Alcohol in excess: CRF₁ receptors in the rat and mouse VTA and DRN.

Rationale: Manipulation of the stress neuropeptide corticotropin-releasing factor (CRF), specifically central antagonism of the type 1 receptors (CRF-R1), effectively reduces alcoholic-like ethanol drinking in rodents. Escalated consumption is largely controlled by neurocircuitry that is important for reward and affect, such as the ventral tegmental area (VTA) and the dorsal raphé nucleus (DRN).

Objective: The current studies investigated the role of CRF-R1 within the VTA and DRN and their relation to escalated ethanol drinking in two species. An additional goal was to explore whether high alcohol-drinking individuals would be more affected by CRF-R1 antagonism than low alcohol-drinking individuals.

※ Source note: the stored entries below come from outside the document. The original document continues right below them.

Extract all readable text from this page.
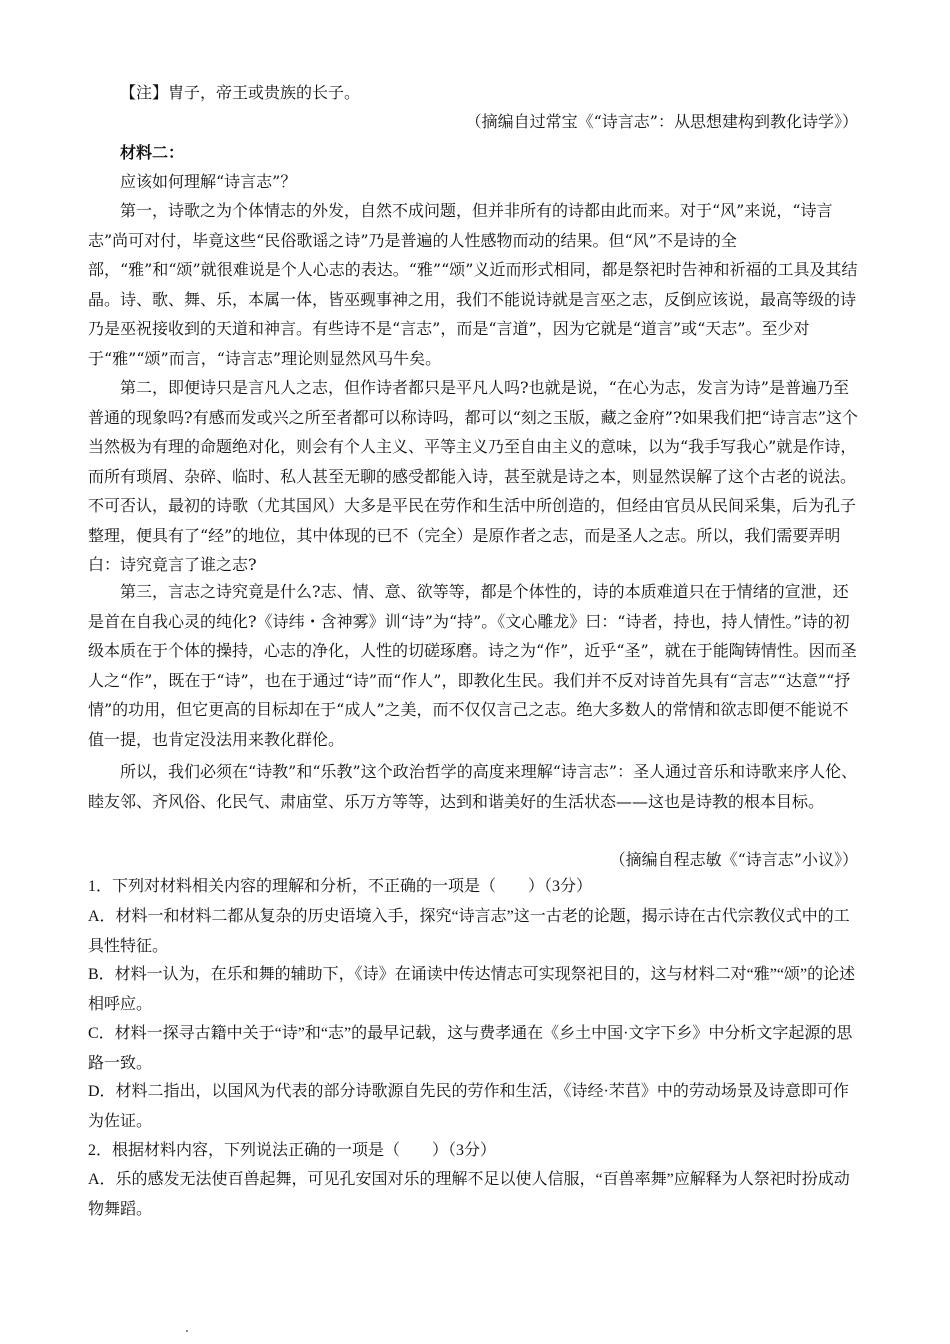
【注】胄子，帝王或贵族的长子。

（摘编自过常宝《“诗言志”：从思想建构到教化诗学》）

材料二：

应该如何理解“诗言志”？

第一，诗歌之为个体情志的外发，自然不成问题，但并非所有的诗都由此而来。对于“风”来说，“诗言志”尚可对付，毕竟这些“民俗歌谣之诗”乃是普遍的人性感物而动的结果。但“风”不是诗的全部，“雅”和“颂”就很难说是个人心志的表达。“雅”“颂”义近而形式相同，都是祭祀时告神和祈福的工具及其结晶。诗、歌、舞、乐，本属一体，皆巫觋事神之用，我们不能说诗就是言巫之志，反倒应该说，最高等级的诗乃是巫祝接收到的天道和神言。有些诗不是“言志”，而是“言道”，因为它就是“道言”或“天志”。至少对于“雅”“颂”而言，“诗言志”理论则显然风马牛矣。

第二，即便诗只是言凡人之志，但作诗者都只是平凡人吗?也就是说，“在心为志，发言为诗”是普遍乃至普通的现象吗?有感而发或兴之所至者都可以称诗吗，都可以“刻之玉版，藏之金府”?如果我们把“诗言志”这个当然极为有理的命题绝对化，则会有个人主义、平等主义乃至自由主义的意味，以为“我手写我心”就是作诗，而所有琐屑、杂碎、临时、私人甚至无聊的感受都能入诗，甚至就是诗之本，则显然误解了这个古老的说法。不可否认，最初的诗歌（尤其国风）大多是平民在劳作和生活中所创造的，但经由官员从民间采集，后为孔子整理，便具有了“经”的地位，其中体现的已不（完全）是原作者之志，而是圣人之志。所以，我们需要弄明白：诗究竟言了谁之志?

第三，言志之诗究竟是什么?志、情、意、欲等等，都是个体性的，诗的本质难道只在于情绪的宣泄，还是首在自我心灵的纯化?《诗纬・含神雾》训“诗”为“持”。《文心雕龙》曰：“诗者，持也，持人情性。”诗的初级本质在于个体的操持，心志的净化，人性的切磋琢磨。诗之为“作”，近乎“圣”，就在于能陶铸情性。因而圣人之“作”，既在于“诗”，也在于通过“诗”而“作人”，即教化生民。我们并不反对诗首先具有“言志”“达意”“抒情”的功用，但它更高的目标却在于“成人”之美，而不仅仅言己之志。绝大多数人的常情和欲志即便不能说不值一提，也肯定没法用来教化群伦。

所以，我们必须在“诗教”和“乐教”这个政治哲学的高度来理解“诗言志”：圣人通过音乐和诗歌来序人伦、睦友邻、齐风俗、化民气、肃庙堂、乐万方等等，达到和谐美好的生活状态——这也是诗教的根本目标。

（摘编自程志敏《“诗言志”小议》）

1．下列对材料相关内容的理解和分析，不正确的一项是（　　）（3分）

A．材料一和材料二都从复杂的历史语境入手，探究“诗言志”这一古老的论题，揭示诗在古代宗教仪式中的工具性特征。

B．材料一认为，在乐和舞的辅助下，《诗》在诵读中传达情志可实现祭祀目的，这与材料二对“雅”“颂”的论述相呼应。

C．材料一探寻古籍中关于“诗”和“志”的最早记载，这与费孝通在《乡土中国·文字下乡》中分析文字起源的思路一致。

D．材料二指出，以国风为代表的部分诗歌源自先民的劳作和生活，《诗经·芣苢》中的劳动场景及诗意即可作为佐证。

2．根据材料内容，下列说法正确的一项是（　　）（3分）

A．乐的感发无法使百兽起舞，可见孔安国对乐的理解不足以使人信服，“百兽率舞”应解释为人祭祀时扮成动物舞蹈。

Methods: With a two-bottle choice drinking procedure, adult male C57BL/6J mice and Long-Evans rats were given 24-h access to 20 % ethanol and water on an intermittent schedule. Rats and mice were implanted with cannulae targeting the VTA or DRN. Doses of the CRF-R1 antagonist CP-154,526 (butyl-[2,4,6-trimethylphenyl)-7H-pyrrolo[2,3-d]pyrimidin-4-yl]ethylamine)) were microinfused to modulate drinking of ethanol and water over the course of 24 h.

Results: In both mice and rats, intra-VTA CP-154,526 selectively decreased ethanol intake, while identical doses (0.3 and 0.6 μg) infused intra-DRN reduced both ethanol and water drinking. Long-Evans rats displayed a range of individual differences for ethanol preference, and CP-154,526 suppressed ethanol drinking in the high-preferring animals regardless of brain site manipulation.

Conclusions: The current findings confirm previous studies that blockade of CRF-R1 efficaciously reduces escalated drinking while also suggesting that the effects of intermittent access on alcohol consumption may require CRF interaction with dopamine in the VTA.